All four have carved out regular playing time this season and have made their presence known in recent weeks. Tufele returned a fumble 48 yards for a touchdown against Utah and the four have combined for six tackles for loss and four sacks in the past two games — against Oregon State and California.
Helton said they have been just as effective in allowing the inside linebackers to make plays in USC's 3-4 defense.
"They don't garner all the attention," Helton said. "They just free up linebackers. When your linebackers are making tackles in the hole, it's usually because you got two 300-pounders in there that are taking the double teams."
Occupying blockers and creating penetration will be keys against UCLA (2-8, 2-5) at the Rose Bowl on Saturday.
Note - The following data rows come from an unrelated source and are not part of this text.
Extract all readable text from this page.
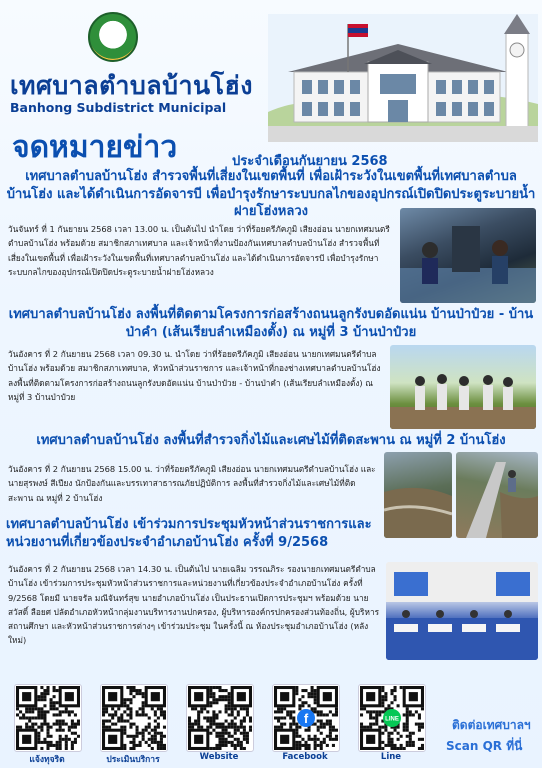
เทศบาลตำบลบ้านโฮ่ง
Banhong Subdistrict Municipal
จดหมายข่าว	ประจำเดือนกันยายน 2568
เทศบาลตำบลบ้านโฮ่ง สำรวจพื้นที่เสี่ยงในเขตพื้นที่ เพื่อเฝ้าระวังในเขตพื้นที่เทศบาลตำบลบ้านโฮ่ง และได้ดำเนินการอัดจารบี เพื่อบำรุงรักษาระบบกลไกของอุปกรณ์เปิดปิดประตูระบายน้ำฝายโฮ่งหลวง
วันจันทร์ ที่ 1 กันยายน 2568 เวลา 13.00 น. เป็นต้นไป นำโดย ว่าที่ร้อยตรีภัคภูมิ เสียงอ่อน นายกเทศมนตรีตำบลบ้านโฮ่ง พร้อมด้วย สมาชิกสภาเทศบาล และเจ้าหน้าที่งานป้องกันเทศบาลตำบลบ้านโฮ่ง สำรวจพื้นที่เสี่ยงในเขตพื้นที่ เพื่อเฝ้าระวังในเขตพื้นที่เทศบาลตำบลบ้านโฮ่ง และได้ดำเนินการอัดจารบี เพื่อบำรุงรักษาระบบกลไกของอุปกรณ์เปิดปิดประตูระบายน้ำฝายโฮ่งหลวง
เทศบาลตำบลบ้านโฮ่ง ลงพื้นที่ติดตามโครงการก่อสร้างถนนลูกรังบดอัดแน่น บ้านป่าป๋วย - บ้านป่าคำ (เส้นเรียบลำเหมืองตั้ง) ณ หมู่ที่ 3 บ้านป่าป๋วย
วันอังคาร ที่ 2 กันยายน 2568 เวลา 09.30 น. นำโดย ว่าที่ร้อยตรีภัคภูมิ เสียงอ่อน นายกเทศมนตรีตำบลบ้านโฮ่ง พร้อมด้วย สมาชิกสภาเทศบาล, หัวหน้าส่วนราชการ และเจ้าหน้าที่กองช่างเทศบาลตำบลบ้านโฮ่ง ลงพื้นที่ติดตามโครงการก่อสร้างถนนลูกรังบดอัดแน่น บ้านป่าป๋วย - บ้านป่าคำ (เส้นเรียบลำเหมืองตั้ง) ณ หมู่ที่ 3 บ้านป่าป๋วย
เทศบาลตำบลบ้านโฮ่ง ลงพื้นที่สำรวจกิ่งไม้และเศษไม้ที่ติดสะพาน ณ หมู่ที่ 2 บ้านโฮ่ง
วันอังคาร ที่ 2 กันยายน 2568 15.00 น. ว่าที่ร้อยตรีภัคภูมิ เสียงอ่อน นายกเทศมนตรีตำบลบ้านโฮ่ง และนายสุรพงษ์ สีเปียง นักป้องกันและบรรเทาสาธารณภัยปฏิบัติการ ลงพื้นที่สำรวจกิ่งไม้และเศษไม้ที่ติดสะพาน ณ หมู่ที่ 2 บ้านโฮ่ง
เทศบาลตำบลบ้านโฮ่ง เข้าร่วมการประชุมหัวหน้าส่วนราชการและหน่วยงานที่เกี่ยวข้องประจำอำเภอบ้านโฮ่ง ครั้งที่ 9/2568
วันอังคาร ที่ 2 กันยายน 2568 เวลา 14.30 น. เป็นต้นไป นายเฉลิม วรรณภิระ รองนายกเทศมนตรีตำบลบ้านโฮ่ง เข้าร่วมการประชุมหัวหน้าส่วนราชการและหน่วยงานที่เกี่ยวข้องประจำอำเภอบ้านโฮ่ง ครั้งที่ 9/2568 โดยมี นายจรัล มณีจันทร์สุข นายอำเภอบ้านโฮ่ง เป็นประธานเปิดการประชุมฯ พร้อมด้วย นายสวัสดิ์ ลือยศ ปลัดอำเภอหัวหน้ากลุ่มงานบริหารงานปกครอง, ผู้บริหารองค์กรปกครองส่วนท้องถิ่น, ผู้บริหารสถานศึกษา และหัวหน้าส่วนราชการต่างๆ เข้าร่วมประชุม ในครั้งนี้ ณ ห้องประชุมอำเภอบ้านโฮ่ง (หลังใหม่)
แจ้งทุจริต	ประเมินบริการ	Website
f
Facebook
LINE
Line
ติดต่อเทศบาลฯ
Scan QR ที่นี่
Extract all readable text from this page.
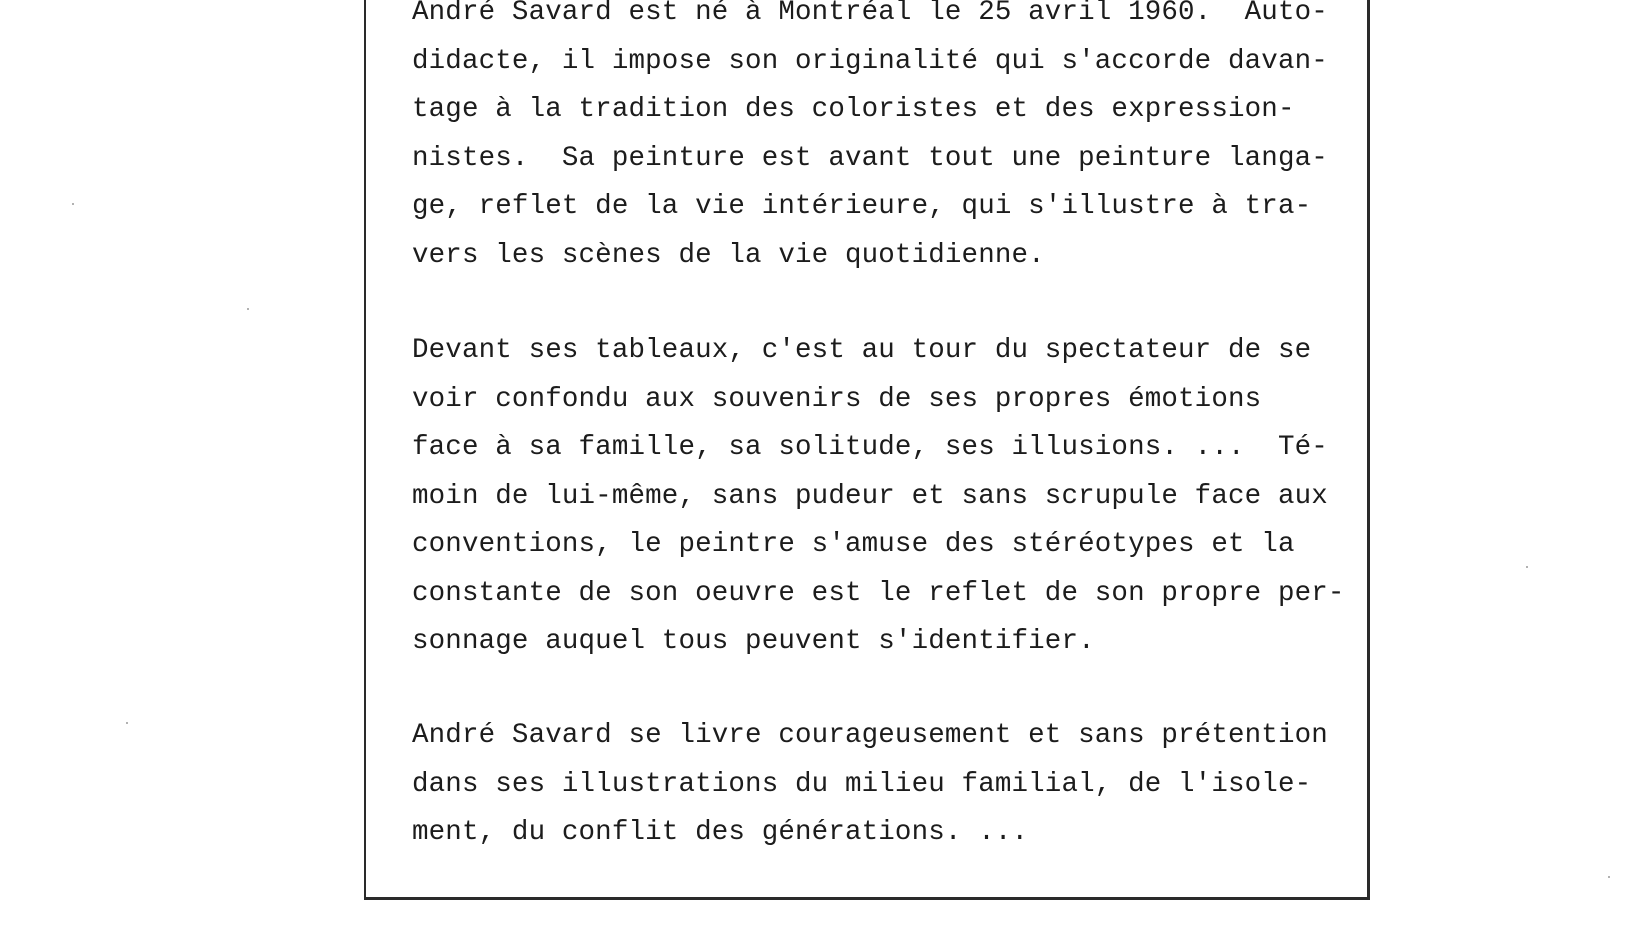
André Savard est né à Montréal le 25 avril 1960.  Auto-
didacte, il impose son originalité qui s'accorde davan-
tage à la tradition des coloristes et des expression-
nistes.  Sa peinture est avant tout une peinture langa-
ge, reflet de la vie intérieure, qui s'illustre à tra-
vers les scènes de la vie quotidienne.
Devant ses tableaux, c'est au tour du spectateur de se
voir confondu aux souvenirs de ses propres émotions
face à sa famille, sa solitude, ses illusions. ...  Té-
moin de lui-même, sans pudeur et sans scrupule face aux
conventions, le peintre s'amuse des stéréotypes et la
constante de son oeuvre est le reflet de son propre per-
sonnage auquel tous peuvent s'identifier.
André Savard se livre courageusement et sans prétention
dans ses illustrations du milieu familial, de l'isole-
ment, du conflit des générations. ...
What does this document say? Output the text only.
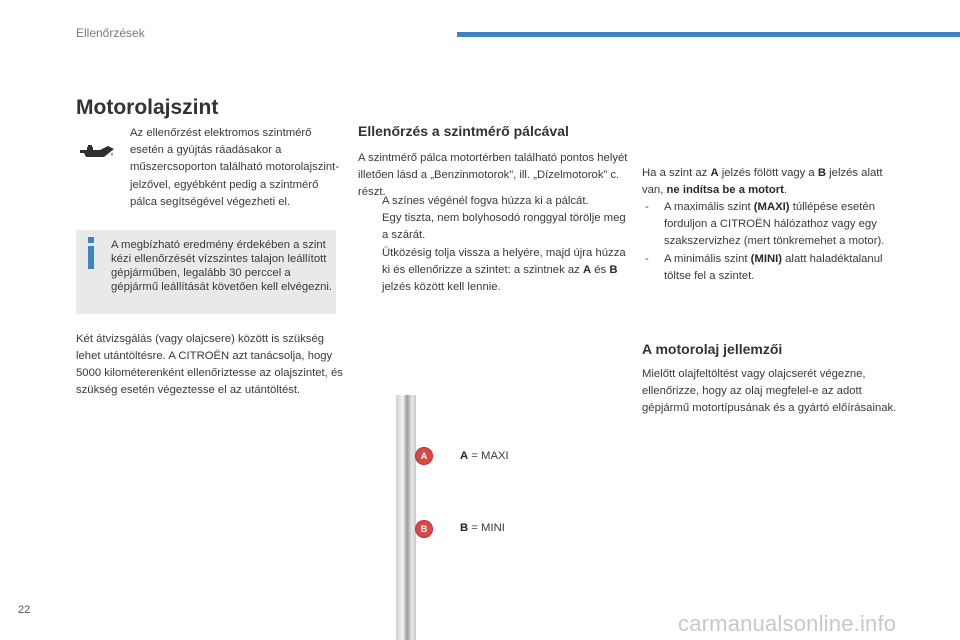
Ellenőrzések
Motorolajszint
Az ellenőrzést elektromos szintmérő esetén a gyújtás ráadásakor a műszercsoporton található motorolajszint-jelzővel, egyébként pedig a szintmérő pálca segítségével végezheti el.
A megbízható eredmény érdekében a szint kézi ellenőrzését vízszintes talajon leállított gépjárműben, legalább 30 perccel a gépjármű leállítását követően kell elvégezni.
Két átvizsgálás (vagy olajcsere) között is szükség lehet utántöltésre. A CITROËN azt tanácsolja, hogy 5000 kilométerenként ellenőriztesse az olajszintet, és szükség esetén végeztesse el az utántöltést.
Ellenőrzés a szintmérő pálcával
A szintmérő pálca motortérben található pontos helyét illetően lásd a „Benzinmotorok”, ill. „Dízelmotorok” c. részt.
A színes végénél fogva húzza ki a pálcát.
Egy tiszta, nem bolyhosodó ronggyal törölje meg a szárát.
Ütközésig tolja vissza a helyére, majd újra húzza ki és ellenőrizze a szintet: a szintnek az A és B jelzés között kell lennie.
Ha a szint az A jelzés fölött vagy a B jelzés alatt van, ne indítsa be a motort.
- A maximális szint (MAXI) túllépése esetén forduljon a CITROËN hálózathoz vagy egy szakszervizhez (mert tönkremehet a motor).
- A minimális szint (MINI) alatt haladéktalanul töltse fel a szintet.
A motorolaj jellemzői
Mielőtt olajfeltöltést vagy olajcserét végezne, ellenőrizze, hogy az olaj megfelel-e az adott gépjármű motortípusának és a gyártó előírásainak.
A
B
A = MAXI
B = MINI
22
carmanualsonline.info
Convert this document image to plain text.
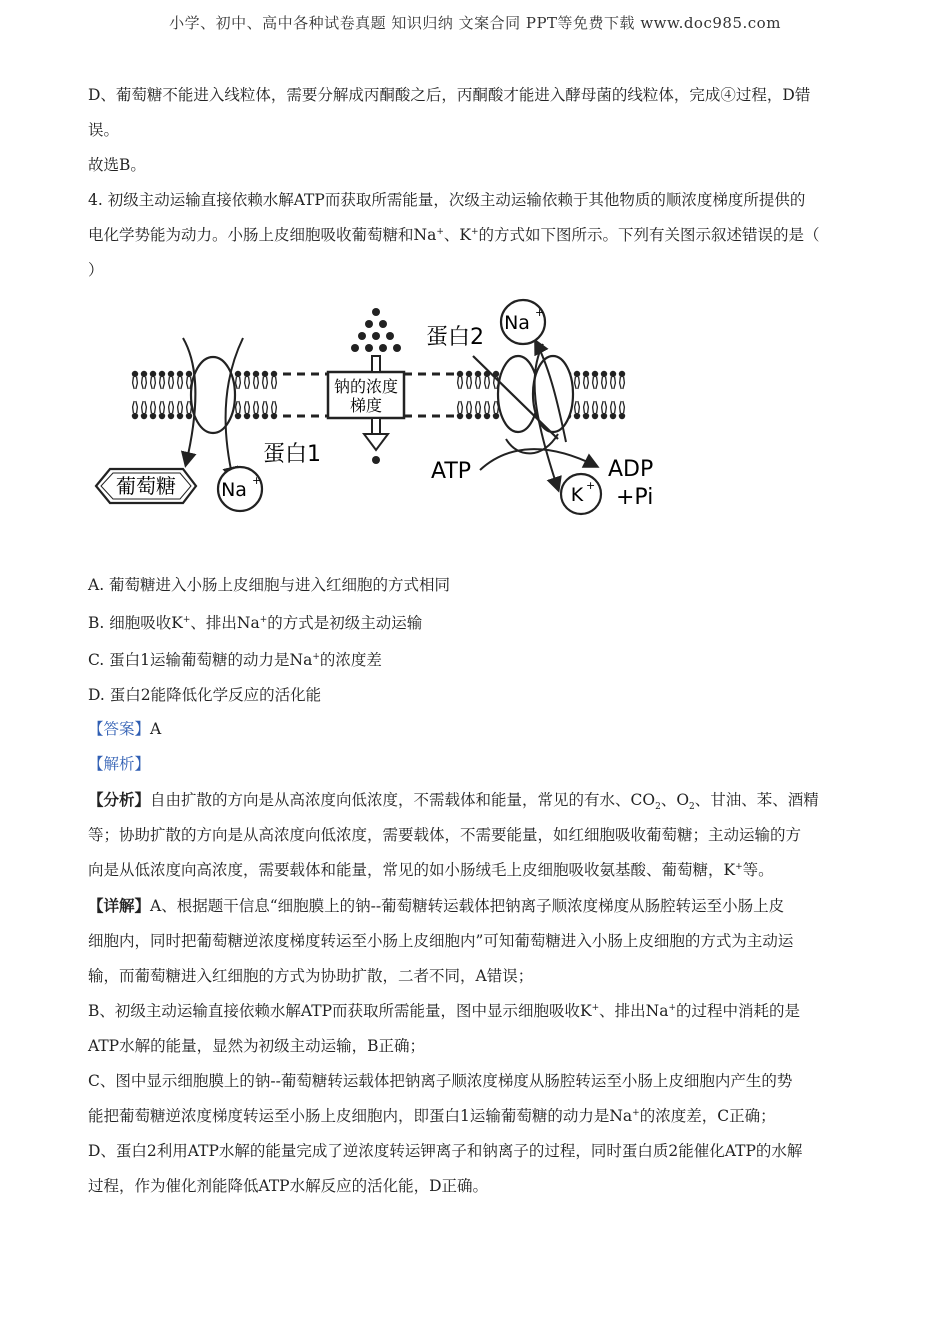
小学、初中、高中各种试卷真题 知识归纳 文案合同 PPT等免费下载 www.doc985.com

D、葡萄糖不能进入线粒体，需要分解成丙酮酸之后，丙酮酸才能进入酵母菌的线粒体，完成④过程，D错

误。

故选B。

4. 初级主动运输直接依赖水解ATP而获取所需能量，次级主动运输依赖于其他物质的顺浓度梯度所提供的

电化学势能为动力。小肠上皮细胞吸收葡萄糖和Na+、K+的方式如下图所示。下列有关图示叙述错误的是（

）

钠的浓度
梯度
蛋白1
葡萄糖 Na +
蛋白2
Na +
ATP	ADP
+Pi
K +

A. 葡萄糖进入小肠上皮细胞与进入红细胞的方式相同

B. 细胞吸收K+、排出Na+的方式是初级主动运输

C. 蛋白1运输葡萄糖的动力是Na+的浓度差

D. 蛋白2能降低化学反应的活化能

【答案】A

【解析】

【分析】自由扩散的方向是从高浓度向低浓度，不需载体和能量，常见的有水、$CO_2$、$O_2$、甘油、苯、酒精

等；协助扩散的方向是从高浓度向低浓度，需要载体，不需要能量，如红细胞吸收葡萄糖；主动运输的方

向是从低浓度向高浓度，需要载体和能量，常见的如小肠绒毛上皮细胞吸收氨基酸、葡萄糖，K+等。

【详解】A、根据题干信息“细胞膜上的钠--葡萄糖转运载体把钠离子顺浓度梯度从肠腔转运至小肠上皮

细胞内，同时把葡萄糖逆浓度梯度转运至小肠上皮细胞内”可知葡萄糖进入小肠上皮细胞的方式为主动运

输，而葡萄糖进入红细胞的方式为协助扩散，二者不同，A错误；

B、初级主动运输直接依赖水解ATP而获取所需能量，图中显示细胞吸收K+、排出Na+的过程中消耗的是

ATP水解的能量，显然为初级主动运输，B正确；

C、图中显示细胞膜上的钠--葡萄糖转运载体把钠离子顺浓度梯度从肠腔转运至小肠上皮细胞内产生的势

能把葡萄糖逆浓度梯度转运至小肠上皮细胞内，即蛋白1运输葡萄糖的动力是Na+的浓度差，C正确；

D、蛋白2利用ATP水解的能量完成了逆浓度转运钾离子和钠离子的过程，同时蛋白质2能催化ATP的水解

过程，作为催化剂能降低ATP水解反应的活化能，D正确。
The Bruins are averaging 155.9 yards rushing per game in conference play, and redshirt junior Joshua Kelley has run for 100 yards in five of seven Pac-12 games.
"I think they are a fast group," Tufele said. "Tempo, we just have to match that and show them how physical (we can be) and just get to the ballcarrier."
Pili did not practice Wednesday because of an ankle injury, but expressed optimism he would be available against UCLA.
If Pili is limited or not able to play, the rapid progression of Tufele, Tuipulotu and Lichtenstein has Helton confident USC has plenty of options to pick up the slack.
"I tell you what, all our first- and second-year players right now are doing a wonderful job," Helton said. "Now (Tufele and Tuipulotu) are sitting here as redshirt freshmen with three years left to play, Pili with two and Jake with two, so the future is bright on that defensive line."